A new University of Illinois study aims to develop better testing methods for produce. Matt Stasiewicz, assistant professor of applied food safety at U of I, received a $348,753 grant from the USDA National Institute of Food and Agriculture (NIFA) for the project.
“Safety testing is important for a ready-to-eat product that isn’t cooked before consumption. We want to ensure we find contamination if it occurs so we can remove it from the product stream,” Stasiewicz says. “The goal of this USDA grant is to introduce transformative change into how preharvest testing works.”
Stasiewicz’s project involves swabbing many plants in the field to capture potential pathogens, then passing those aggregate swabs to a single microbiological test.
“The main foodborne pathogen leafy green growers are worried about is toxin-producing E. coli; those have been responsible for outbreaks the last couple of years. We know risk factors are animal intrusion, relatively recent rainfall events, and untreated or otherwise contaminated irrigation water,” he explains.
Current preharvest testing involves collecting samples from the field and sending them to a lab for testing. While that may catch major contamination issues, smaller-scale events are often undetected but could still put consumers at risk of illness.
The new method aims to capture much more comprehensive and reliable data. It requires a person to walk through the field with a sterile cloth attached to a stick, swabbing plants by brushing the leaves.
“Rather than physical collection of relatively small samples, we can collect a much larger representation of the entire field,” Stasiewicz says.
Meat processors already use sterile sampling swabs for product testing, and those swabs can be adapted to work for produce.
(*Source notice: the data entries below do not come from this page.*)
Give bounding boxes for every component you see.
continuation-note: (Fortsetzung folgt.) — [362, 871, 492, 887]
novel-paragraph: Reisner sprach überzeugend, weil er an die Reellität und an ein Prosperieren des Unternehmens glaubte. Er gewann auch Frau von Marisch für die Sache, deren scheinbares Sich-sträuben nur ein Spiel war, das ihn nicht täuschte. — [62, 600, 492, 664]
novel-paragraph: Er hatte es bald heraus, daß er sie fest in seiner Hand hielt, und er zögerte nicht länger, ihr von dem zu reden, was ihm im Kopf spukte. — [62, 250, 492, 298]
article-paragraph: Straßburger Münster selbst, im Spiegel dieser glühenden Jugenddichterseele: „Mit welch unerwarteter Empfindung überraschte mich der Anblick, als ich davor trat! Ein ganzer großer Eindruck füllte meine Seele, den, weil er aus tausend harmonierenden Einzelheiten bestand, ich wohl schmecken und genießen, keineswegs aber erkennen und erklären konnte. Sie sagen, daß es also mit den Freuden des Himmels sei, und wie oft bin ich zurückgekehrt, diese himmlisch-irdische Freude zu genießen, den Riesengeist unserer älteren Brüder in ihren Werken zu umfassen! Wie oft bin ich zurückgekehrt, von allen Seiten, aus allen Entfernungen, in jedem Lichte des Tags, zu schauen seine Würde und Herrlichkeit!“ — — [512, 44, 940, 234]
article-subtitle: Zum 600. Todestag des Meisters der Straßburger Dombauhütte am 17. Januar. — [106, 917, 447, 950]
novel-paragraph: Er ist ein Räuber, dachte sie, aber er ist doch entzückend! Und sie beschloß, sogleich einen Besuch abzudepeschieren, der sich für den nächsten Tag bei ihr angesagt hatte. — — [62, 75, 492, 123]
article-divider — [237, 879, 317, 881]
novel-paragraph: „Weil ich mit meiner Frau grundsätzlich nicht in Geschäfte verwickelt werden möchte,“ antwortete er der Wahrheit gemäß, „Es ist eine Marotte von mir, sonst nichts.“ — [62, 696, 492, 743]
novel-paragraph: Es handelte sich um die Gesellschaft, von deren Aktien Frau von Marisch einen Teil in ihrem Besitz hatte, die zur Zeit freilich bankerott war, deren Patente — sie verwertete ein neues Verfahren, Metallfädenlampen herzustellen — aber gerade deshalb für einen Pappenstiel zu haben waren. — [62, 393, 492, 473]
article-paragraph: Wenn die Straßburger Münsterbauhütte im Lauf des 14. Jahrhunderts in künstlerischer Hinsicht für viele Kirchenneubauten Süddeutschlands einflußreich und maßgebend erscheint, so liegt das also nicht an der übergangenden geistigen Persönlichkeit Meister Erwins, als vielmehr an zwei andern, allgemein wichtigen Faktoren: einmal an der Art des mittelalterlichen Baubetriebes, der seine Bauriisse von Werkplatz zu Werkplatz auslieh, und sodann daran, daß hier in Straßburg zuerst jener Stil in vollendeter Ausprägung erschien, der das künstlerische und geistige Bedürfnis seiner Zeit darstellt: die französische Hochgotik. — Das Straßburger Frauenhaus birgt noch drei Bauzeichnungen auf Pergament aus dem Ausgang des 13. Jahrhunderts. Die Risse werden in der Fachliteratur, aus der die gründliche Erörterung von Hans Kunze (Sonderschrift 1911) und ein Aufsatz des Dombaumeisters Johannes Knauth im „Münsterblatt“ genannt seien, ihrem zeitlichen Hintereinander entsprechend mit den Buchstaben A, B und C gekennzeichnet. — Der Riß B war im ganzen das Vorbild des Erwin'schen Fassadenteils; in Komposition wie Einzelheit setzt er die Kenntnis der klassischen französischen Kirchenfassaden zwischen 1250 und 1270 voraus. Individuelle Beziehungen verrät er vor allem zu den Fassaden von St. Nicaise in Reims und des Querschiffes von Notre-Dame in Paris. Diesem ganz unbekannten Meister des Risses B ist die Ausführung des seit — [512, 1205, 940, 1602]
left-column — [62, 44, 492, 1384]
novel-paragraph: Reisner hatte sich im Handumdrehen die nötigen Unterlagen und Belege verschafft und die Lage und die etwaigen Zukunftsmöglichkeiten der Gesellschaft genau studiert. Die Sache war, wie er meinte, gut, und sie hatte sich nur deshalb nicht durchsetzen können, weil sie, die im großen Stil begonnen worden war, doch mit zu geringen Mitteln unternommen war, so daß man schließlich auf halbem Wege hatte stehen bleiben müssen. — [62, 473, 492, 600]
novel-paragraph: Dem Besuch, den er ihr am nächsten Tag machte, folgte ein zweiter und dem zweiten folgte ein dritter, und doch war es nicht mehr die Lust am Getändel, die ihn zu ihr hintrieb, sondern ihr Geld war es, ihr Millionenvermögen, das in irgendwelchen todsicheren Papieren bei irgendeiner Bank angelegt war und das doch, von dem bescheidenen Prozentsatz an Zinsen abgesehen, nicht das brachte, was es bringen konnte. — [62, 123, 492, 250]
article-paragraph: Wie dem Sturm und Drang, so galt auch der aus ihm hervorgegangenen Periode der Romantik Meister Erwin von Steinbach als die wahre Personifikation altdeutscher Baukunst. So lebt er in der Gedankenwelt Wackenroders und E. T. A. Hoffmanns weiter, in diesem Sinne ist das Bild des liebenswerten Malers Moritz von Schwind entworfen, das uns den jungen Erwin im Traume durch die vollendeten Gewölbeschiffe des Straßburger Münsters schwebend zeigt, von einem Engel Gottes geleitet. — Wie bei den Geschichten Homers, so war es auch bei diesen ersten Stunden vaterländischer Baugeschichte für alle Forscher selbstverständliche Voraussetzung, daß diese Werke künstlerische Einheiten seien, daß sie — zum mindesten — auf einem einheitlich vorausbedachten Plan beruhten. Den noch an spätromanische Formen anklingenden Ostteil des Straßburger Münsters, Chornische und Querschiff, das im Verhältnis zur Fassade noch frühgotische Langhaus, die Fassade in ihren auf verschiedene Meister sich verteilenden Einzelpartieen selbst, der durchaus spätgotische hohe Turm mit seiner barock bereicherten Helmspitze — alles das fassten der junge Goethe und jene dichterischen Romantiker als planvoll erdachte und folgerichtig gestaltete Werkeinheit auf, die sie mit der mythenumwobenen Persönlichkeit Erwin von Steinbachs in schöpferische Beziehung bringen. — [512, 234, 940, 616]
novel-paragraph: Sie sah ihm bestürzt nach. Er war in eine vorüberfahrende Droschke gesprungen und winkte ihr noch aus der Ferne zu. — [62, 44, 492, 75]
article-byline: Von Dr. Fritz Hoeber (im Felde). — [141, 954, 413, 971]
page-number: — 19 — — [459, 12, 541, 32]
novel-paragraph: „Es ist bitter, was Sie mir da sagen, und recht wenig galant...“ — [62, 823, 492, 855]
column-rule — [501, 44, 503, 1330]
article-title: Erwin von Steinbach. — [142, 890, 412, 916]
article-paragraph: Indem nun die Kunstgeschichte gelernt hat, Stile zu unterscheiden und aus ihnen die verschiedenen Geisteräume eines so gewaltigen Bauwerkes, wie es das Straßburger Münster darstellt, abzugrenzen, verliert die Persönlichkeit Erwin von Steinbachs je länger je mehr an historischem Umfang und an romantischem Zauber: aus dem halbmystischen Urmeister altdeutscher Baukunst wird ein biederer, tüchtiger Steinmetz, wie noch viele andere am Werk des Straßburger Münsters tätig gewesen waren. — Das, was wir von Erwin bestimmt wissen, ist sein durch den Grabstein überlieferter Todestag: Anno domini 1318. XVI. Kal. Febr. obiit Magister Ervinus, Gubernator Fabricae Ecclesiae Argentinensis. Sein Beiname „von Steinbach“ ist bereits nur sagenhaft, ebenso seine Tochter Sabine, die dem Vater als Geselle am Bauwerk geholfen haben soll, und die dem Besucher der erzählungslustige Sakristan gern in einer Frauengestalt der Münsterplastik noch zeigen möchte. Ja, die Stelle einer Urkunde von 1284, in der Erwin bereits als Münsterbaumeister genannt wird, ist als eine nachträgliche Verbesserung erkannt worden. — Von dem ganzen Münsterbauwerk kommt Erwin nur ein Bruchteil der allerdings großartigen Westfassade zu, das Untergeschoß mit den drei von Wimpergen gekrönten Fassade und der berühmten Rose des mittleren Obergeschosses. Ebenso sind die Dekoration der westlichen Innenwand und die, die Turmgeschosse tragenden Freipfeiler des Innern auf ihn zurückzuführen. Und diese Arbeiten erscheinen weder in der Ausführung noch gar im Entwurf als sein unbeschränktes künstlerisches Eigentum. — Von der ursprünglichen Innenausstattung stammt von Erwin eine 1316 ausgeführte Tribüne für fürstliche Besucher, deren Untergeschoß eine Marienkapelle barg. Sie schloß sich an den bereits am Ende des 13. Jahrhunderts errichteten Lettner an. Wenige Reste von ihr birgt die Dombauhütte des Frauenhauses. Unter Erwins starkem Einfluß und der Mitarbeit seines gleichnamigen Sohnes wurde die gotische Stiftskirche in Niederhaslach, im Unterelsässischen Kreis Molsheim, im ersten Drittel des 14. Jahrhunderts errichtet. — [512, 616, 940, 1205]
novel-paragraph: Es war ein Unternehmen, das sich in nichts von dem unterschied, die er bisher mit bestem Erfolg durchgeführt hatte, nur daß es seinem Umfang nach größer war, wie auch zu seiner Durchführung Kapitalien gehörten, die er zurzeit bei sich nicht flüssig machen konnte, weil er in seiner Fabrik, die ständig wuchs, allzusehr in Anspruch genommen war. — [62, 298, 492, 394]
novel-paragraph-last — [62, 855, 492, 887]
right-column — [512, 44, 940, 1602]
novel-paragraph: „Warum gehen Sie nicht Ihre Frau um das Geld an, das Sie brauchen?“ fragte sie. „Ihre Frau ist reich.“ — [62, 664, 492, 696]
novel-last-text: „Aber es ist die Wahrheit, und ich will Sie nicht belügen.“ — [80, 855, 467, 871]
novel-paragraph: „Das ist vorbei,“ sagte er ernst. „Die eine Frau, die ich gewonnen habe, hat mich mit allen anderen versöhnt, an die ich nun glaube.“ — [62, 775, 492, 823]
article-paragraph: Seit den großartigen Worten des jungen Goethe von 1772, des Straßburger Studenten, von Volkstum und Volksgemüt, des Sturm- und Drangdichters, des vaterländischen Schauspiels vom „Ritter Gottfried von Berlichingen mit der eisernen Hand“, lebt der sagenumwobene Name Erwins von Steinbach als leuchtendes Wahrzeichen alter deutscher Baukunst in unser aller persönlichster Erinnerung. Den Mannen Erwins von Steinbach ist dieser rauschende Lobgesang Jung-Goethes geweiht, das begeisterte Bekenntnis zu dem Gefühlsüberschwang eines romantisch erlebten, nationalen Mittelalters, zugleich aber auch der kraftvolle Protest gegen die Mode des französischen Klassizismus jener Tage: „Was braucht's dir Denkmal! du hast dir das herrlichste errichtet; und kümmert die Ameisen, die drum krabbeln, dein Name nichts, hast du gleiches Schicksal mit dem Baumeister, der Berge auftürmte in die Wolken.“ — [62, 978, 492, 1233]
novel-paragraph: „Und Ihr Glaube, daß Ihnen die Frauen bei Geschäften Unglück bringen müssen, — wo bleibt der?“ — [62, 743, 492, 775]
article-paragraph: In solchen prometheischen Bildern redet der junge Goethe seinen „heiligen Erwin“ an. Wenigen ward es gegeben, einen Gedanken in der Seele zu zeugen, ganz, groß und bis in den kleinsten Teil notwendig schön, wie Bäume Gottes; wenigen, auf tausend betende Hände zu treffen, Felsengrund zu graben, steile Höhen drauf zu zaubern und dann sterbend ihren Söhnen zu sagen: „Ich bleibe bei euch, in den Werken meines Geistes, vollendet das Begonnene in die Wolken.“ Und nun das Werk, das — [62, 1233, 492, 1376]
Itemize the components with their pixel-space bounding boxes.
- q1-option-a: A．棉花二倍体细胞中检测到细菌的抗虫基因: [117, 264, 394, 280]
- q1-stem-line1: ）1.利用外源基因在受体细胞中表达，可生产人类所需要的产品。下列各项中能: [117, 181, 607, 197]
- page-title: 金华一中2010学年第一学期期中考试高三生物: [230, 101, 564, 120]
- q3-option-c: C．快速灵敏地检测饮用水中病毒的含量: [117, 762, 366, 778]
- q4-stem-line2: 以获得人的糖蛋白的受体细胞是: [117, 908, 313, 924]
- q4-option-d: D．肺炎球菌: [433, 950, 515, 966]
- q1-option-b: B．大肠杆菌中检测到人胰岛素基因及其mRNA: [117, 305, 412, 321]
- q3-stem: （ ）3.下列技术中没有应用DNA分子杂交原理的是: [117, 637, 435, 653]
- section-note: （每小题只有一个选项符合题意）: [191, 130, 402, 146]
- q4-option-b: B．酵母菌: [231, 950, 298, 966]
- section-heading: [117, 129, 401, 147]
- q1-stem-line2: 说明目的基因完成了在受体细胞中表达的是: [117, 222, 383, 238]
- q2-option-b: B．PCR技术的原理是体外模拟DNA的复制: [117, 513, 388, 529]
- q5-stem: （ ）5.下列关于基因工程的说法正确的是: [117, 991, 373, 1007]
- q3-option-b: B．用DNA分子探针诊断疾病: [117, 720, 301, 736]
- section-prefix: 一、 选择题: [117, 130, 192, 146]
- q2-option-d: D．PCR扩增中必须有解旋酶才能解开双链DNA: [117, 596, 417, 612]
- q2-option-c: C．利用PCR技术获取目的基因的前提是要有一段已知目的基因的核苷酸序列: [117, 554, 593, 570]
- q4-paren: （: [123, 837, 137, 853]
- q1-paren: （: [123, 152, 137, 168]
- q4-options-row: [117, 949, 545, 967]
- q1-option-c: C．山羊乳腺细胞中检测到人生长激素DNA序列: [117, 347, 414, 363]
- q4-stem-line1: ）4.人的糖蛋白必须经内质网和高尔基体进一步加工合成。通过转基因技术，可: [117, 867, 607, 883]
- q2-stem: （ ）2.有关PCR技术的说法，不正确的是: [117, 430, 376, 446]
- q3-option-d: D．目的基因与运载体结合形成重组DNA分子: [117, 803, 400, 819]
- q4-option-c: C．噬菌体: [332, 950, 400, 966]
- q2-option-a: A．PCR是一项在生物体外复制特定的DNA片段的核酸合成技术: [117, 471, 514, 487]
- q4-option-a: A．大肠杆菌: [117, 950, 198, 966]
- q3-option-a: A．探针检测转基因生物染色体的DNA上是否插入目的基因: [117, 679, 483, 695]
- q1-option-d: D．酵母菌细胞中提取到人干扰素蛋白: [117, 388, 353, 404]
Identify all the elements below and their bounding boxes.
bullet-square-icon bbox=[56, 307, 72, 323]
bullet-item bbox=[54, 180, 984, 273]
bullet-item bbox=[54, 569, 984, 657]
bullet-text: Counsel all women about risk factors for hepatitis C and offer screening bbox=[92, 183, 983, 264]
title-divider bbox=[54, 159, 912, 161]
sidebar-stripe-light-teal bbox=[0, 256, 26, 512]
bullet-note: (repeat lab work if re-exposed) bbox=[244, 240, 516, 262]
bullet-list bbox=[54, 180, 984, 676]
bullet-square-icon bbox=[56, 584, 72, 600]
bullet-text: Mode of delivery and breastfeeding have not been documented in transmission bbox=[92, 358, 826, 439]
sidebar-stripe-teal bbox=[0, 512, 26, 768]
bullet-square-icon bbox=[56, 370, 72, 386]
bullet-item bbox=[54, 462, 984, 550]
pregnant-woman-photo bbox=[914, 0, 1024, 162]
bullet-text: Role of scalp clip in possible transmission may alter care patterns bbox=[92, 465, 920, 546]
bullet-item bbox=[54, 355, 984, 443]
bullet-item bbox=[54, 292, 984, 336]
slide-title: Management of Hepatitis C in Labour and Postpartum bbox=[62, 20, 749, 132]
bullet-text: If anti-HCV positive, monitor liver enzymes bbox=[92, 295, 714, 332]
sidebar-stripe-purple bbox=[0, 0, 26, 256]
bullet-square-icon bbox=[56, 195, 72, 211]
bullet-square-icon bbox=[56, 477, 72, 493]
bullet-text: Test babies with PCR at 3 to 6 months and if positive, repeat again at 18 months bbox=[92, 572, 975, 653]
“Food safety issues focused on lettuce are important, and the NIFA grant acknowledges the value of Dr. Stasiewicz’s work in this area,” says Nicki Engeseth, head of the Department of Food Science and Human Nutrition at U of I. “This research will greatly enhance the lettuce safety testing process, making it more safe, efficient and comprehensive.”
The project aligns with Stasiewicz’s other research on food safety. He recently received a $220,000 grant from the Center for Produce Safety to study product testing for leafy greens, tomatoes, apples, and other produce. The project uses computer modeling to simulate safety testing throughout the supply chain, including preharvest, at the packer, at the grocer, and at restaurants. The goal is to determine the most appropriate places to apply product testing.
The Department of Food Science and Human Nutrition is in the College of Agricultural, Consumer and Environmental Sciences, University of Illinois.